Gas e petrolio russi: quanto hanno pagato i paesi della Ue dall'inizio della guerra

I dati forniti dal Centro per la ricerca sull'energia: quali sono i migliori clienti di Mosca

Mentre a Bruxelles l’ipotesi di un embargo al petrolio russo ha trovato la ferma opposizione dell’Ungheria, che ha minacciato il veto sul sesto pacchetto di sanzioni, i Paesi europei continuano a importare greggio e gas da Mosca. Seppure a ritmi ridotti rispetto all’inizio dell’anno, infatti, gli acquisti proseguono. Il governo tedesco ha fatto sapere che, da quando è scoppiata la guerra in Ucraina, le importazioni di petrolio dalla Russia sono passate dal 35% al 12%. Cifre che raccontano l’impegno profuso da alcuni Stati nel bloccare i finanziamenti al Cremlino ma che fotografano anche l’entità del problema.

Le cifre

A tratteggiare un quadro preciso del flusso di denaro che è arrivato a Mosca negli ultimi mesi è stato il Centre for Research on Energy (Crea). Dall’inizio del conflitto, la Russia ha esportato 63 miliardi di euro di combustibili fossili attraverso gasdotti e navi, il 71% dei quali è arrivato in Europa. Si tratta di circa 44 miliardi di euro in poco più di due mesi, pagati soprattutto da Germania e Italia, i maggiori clienti di Mosca. Il nostro Paese ha acquistato gas e petrolio per 6,9 miliardi di euro, più che la Cina (6,7 miliardi), mentre le somme versate da Berlino ammontano a 9,1 miliardi. E questo nonostante si sia registrato un calo delle consegne. Molti importatori europei, infatti, evitano di acquistare i beni energetici russi spediti via mare, nonostante non si tratti di prodotti soggetti a sanzioni. La riduzione ha riguardato in particolare il carbone, in discesa del 40% rispetto a gennaio-febbraio, e il petrolio, calato del 20% sullo stesso periodo. Al contrario, sono aumentati del 10% gli acquisti attraverso gasdotti e oleodotti.

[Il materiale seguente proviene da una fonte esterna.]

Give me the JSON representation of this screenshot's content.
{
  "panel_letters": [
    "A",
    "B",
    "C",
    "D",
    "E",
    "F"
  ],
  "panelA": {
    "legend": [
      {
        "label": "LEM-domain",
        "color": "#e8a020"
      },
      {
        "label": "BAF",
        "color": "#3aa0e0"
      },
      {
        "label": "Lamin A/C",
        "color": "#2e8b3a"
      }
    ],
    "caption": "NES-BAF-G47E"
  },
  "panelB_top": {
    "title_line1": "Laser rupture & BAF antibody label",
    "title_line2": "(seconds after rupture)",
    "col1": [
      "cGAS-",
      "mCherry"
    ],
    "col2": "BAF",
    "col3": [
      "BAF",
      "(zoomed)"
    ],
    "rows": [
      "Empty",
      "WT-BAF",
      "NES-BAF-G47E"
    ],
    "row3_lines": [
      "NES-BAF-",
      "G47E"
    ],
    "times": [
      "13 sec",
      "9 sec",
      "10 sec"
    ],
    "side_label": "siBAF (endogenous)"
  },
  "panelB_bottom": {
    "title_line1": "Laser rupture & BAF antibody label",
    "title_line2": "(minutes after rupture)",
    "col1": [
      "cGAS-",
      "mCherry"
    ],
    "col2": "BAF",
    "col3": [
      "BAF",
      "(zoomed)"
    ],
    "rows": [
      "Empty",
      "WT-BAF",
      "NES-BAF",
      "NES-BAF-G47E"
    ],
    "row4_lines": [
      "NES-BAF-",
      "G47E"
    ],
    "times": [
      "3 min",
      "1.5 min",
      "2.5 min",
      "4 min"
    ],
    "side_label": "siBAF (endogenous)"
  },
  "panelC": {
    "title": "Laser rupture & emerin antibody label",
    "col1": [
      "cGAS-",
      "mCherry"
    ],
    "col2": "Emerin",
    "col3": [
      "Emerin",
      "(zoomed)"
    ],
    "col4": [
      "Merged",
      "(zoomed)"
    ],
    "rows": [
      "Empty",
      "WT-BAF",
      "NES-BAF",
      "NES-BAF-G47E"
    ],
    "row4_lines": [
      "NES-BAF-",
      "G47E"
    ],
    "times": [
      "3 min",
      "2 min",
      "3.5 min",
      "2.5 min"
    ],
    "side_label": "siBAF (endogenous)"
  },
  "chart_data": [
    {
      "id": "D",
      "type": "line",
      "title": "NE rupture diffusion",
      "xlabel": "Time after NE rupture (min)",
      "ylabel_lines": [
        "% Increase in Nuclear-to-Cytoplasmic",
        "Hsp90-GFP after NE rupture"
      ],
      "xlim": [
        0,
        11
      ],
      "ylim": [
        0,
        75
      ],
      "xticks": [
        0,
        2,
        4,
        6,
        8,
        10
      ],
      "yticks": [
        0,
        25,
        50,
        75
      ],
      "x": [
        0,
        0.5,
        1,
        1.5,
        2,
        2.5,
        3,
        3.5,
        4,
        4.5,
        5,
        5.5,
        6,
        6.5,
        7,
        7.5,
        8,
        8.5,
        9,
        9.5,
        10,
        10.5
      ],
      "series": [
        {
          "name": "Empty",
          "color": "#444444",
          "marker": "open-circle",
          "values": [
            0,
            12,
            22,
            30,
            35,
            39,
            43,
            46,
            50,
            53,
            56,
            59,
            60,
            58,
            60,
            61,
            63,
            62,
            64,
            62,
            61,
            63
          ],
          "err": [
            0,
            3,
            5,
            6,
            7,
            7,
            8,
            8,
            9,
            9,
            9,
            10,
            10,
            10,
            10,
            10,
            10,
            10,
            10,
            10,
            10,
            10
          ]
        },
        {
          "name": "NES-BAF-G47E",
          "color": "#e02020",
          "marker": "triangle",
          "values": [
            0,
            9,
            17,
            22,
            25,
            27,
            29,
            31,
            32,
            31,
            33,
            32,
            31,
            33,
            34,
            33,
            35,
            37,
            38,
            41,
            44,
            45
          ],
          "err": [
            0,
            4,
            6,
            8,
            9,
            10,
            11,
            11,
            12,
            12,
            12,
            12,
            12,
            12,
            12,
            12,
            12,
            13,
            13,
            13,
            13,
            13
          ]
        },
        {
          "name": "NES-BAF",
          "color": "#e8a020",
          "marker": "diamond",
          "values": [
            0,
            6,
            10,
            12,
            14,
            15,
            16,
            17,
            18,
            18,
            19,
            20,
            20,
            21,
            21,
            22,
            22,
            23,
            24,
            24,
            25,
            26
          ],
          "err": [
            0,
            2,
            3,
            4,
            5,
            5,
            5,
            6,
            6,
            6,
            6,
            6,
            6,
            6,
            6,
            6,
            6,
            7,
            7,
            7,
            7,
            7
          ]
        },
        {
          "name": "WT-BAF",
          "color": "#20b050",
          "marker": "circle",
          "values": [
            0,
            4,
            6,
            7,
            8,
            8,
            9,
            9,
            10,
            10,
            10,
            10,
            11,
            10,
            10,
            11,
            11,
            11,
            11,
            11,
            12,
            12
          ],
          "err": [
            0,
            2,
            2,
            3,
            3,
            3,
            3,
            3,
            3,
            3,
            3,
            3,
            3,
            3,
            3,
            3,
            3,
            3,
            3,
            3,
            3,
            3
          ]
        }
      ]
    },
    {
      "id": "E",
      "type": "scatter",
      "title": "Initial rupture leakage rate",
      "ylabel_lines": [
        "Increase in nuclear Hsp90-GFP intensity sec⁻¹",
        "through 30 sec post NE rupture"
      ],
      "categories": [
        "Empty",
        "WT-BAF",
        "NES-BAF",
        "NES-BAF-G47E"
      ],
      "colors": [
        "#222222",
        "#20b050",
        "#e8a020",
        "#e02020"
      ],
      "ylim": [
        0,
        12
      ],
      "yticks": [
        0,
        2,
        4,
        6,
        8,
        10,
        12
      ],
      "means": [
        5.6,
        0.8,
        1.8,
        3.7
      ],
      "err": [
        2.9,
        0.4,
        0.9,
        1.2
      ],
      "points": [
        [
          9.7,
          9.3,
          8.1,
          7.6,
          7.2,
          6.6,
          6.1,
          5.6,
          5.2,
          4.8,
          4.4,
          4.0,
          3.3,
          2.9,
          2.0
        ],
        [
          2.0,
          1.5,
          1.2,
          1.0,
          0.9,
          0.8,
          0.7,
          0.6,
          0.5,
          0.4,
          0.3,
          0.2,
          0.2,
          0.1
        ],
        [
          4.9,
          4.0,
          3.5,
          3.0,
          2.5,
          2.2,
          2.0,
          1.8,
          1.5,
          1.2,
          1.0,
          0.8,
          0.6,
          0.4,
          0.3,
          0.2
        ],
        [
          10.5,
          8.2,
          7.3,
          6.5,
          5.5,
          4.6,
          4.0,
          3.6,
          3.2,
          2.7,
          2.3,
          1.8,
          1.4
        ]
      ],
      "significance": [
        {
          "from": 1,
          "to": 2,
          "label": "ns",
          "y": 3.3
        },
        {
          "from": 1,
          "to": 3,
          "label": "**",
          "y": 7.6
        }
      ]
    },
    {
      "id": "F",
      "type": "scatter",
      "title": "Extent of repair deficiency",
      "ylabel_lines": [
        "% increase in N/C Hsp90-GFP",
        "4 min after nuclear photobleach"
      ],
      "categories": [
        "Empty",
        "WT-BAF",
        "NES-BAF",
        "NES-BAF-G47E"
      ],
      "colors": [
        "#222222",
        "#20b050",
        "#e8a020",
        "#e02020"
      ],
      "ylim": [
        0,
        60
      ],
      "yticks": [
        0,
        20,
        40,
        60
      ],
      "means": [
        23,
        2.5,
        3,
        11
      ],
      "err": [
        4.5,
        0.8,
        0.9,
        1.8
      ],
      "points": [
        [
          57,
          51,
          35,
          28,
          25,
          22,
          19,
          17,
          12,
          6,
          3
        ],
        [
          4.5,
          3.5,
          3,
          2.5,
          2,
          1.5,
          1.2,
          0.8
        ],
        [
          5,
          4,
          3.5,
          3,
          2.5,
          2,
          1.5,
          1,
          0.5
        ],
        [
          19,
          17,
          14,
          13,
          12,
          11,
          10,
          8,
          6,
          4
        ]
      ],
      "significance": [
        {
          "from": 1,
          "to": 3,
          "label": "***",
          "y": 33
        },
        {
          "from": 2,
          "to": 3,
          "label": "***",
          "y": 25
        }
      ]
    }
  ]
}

Il contraccolpo sulla Russia

Il danno per la Russia è significativo: a gennaio e febbraio, infatti, le spedizioni marittime costituivano circa la metà del valore totale delle esportazioni russe. Insomma, negli ultimi mesi le forniture via nave sono state ostacolate dall’incertezza generata da un quadro normativo in costante evoluzione. Con gran parte del sistema bancario russo sottoposto a sanzioni e il rischio che anche transazioni lecite possano rimanere intrappolate nella tela dei circuiti di pagamento internazionali, molti operatori hanno cercato così fornitori alternativi. In altre parole, hanno marginalizzato la Russia. Tuttavia, la scelta fatta dagli importatori europei, complice l’ascesa dei prezzi del metano e del greggio, non ha pesato più di tanto sulle entrate di Mosca. Almeno per il momento.

Il futuro

Guai più seri potrebbero invece verificarsi nelle prossime settimane. La Russia, infatti, fatica a dirottare i carichi verso altri Paesi. “C’è stato un incremento nel numero delle navi che lasciano i porti russi senza una destinazione precisa”, si legge nel rapporto di Crea. Inoltre, l’aumento delle forniture ad altri Paesi non riesce a compensare la riduzione degli acquisti europei. “C’è un chiaro trasferimento delle spedizioni verso India, Egitto e altre destinazioni “insolite” per l’export russo”, prosegue lo studio, “tuttavia le consegne a queste nuove destinazioni non sono neanche lontanamente vicine a rimpiazzare il calo dell’export verso l’Europa”. Con i depositi ormai saturi, il rischio per la Russia è quello di non sapere dove mettere il gas e il petrolio rimasti invenduti e di dover fermare la produzione, danneggiando i pozzi.

Entrando più nel dettaglio del report di Crea, si scopre l’importanza di Mosca per le forniture energetiche europee. L’Ue ha acquistato il 30% del carbone esportato dalla Russia dall’inizio della guerra, il 50% del greggio, il 70% dei prodotti della raffinazione de petrolio e il 90% del gas. Per quanto riguarda le importazioni via nave, 6 porti europei hanno contato per un quarto del totale dei volumi. In poco più di due mesi, Rotterdam ha ricevuto combustibili fossili russi per un valore di 1,5 miliardi di euro, Maasvlakte in Olanda per 1,2 miliardi e Trieste per un miliardo.